We also organized a smaller event in Australia where a group of families came together for an MS walk. It was amazing to see that one family traveled four hours to attend the MS walk despite the country's vast size. Our focus at PMSA is to provide support to parents, spread awareness and bring families together as a group, both nationally and internationally. We are committed to making this happen, and it is a never-ending journey.


Wande: How can people get involved with your organization?


Jill: Become a financial supporter. As parents, we encourage interaction and participation through the Facebook group. If we have social opportunities in your area, attend those. We encourage neurology residents, neurology researchers and other related professionals to collaborate with us. Especially those who are going to work in rural communities in the United States or other countries where there isn’t a large MS population so that we can provide resources for the families.

 

Wande: To wrap up this interview, is there anything else you’d like to share?
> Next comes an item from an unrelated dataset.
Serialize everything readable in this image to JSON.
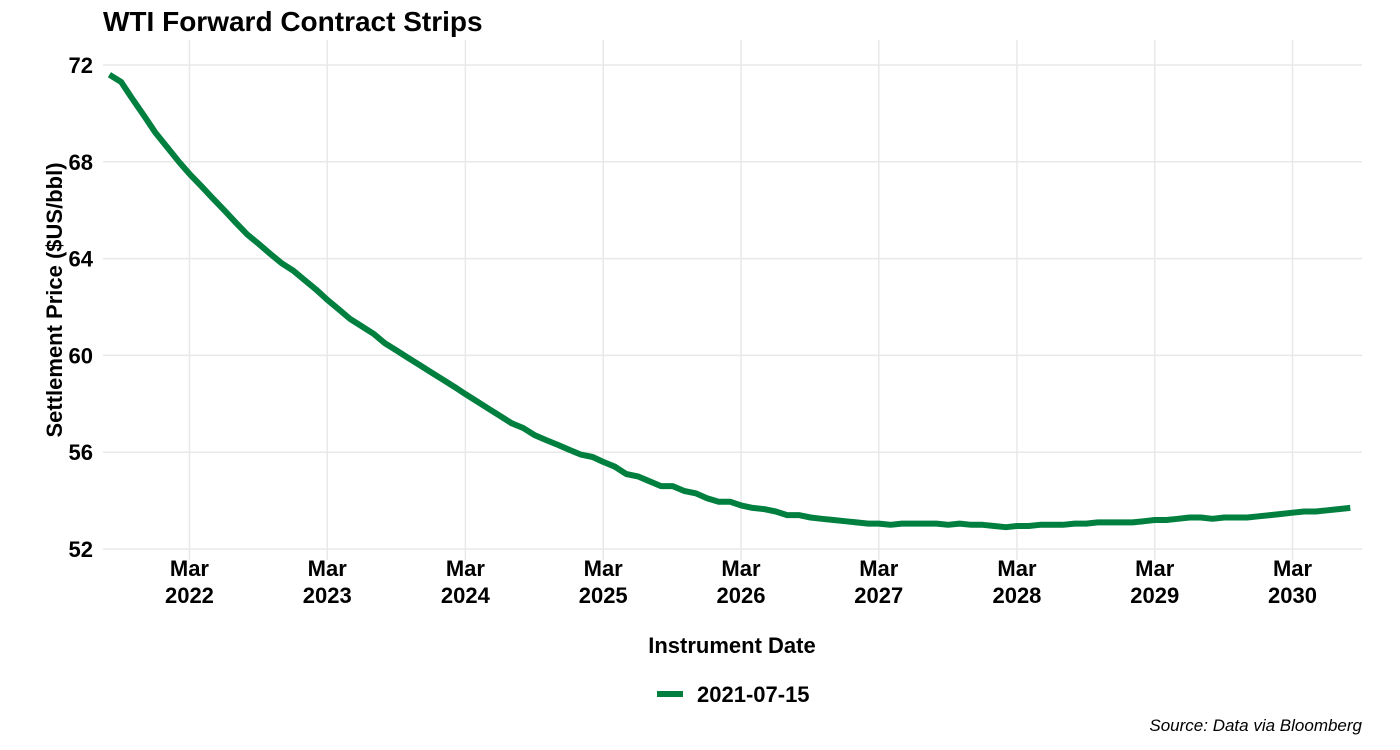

Jill: Evidently, this is something I am very passionate about. Even though my daughter is grown and has flown the nest, she is still my baby, and this mission is something I am extremely passionate about. Also, because we had such a rough start, I don’t want the parents of children who are being diagnosed now to go through that same rough start. My goal will be to make the transition as easy as possible and to show that you are not alone and there is support out there. One of the cool things about our Facebook group is that we have families who are awake at different hours of the day because we are all over the country. So, if someone jumps on there to ask a question or express a concern, somebody is always awake and somebody will always answer. You don’t have to wait Monday through Friday, 9 am – 5 pm! It is such a great opportunity to reach out or just a great way to connect with others.

 

I am looking back to your company and the opportunities that you might be able to provide for some of the families, especially in rural communities and even here in urban communities. I recall that it was going to take me weeks to get my daughter in for concern and that is the case for a lot of families. Imagine living in a rural farming community in Kansas and your kid comes home complaining about difficulty seeing or seeing black spots and you need immediate answers. What do you do? What an amazing opportunity it will be to get some real-time rapid information and for your company to be able to provide services like that. There is such an opportunity for advancement in the future. I know we are close to targeted therapy, and I am super excited about targeted therapies as more research goes on realizing that there are so many factors to MS. I welcome anything and everything with arms wide open!

 

Wande: I have enjoyed talking to you, Jill. Thank you for being so kind and generous in sharing your journey with us. Here’s to wishing you the best.


Jill: I appreciate the exposure. We all have to stick together; you are not alone.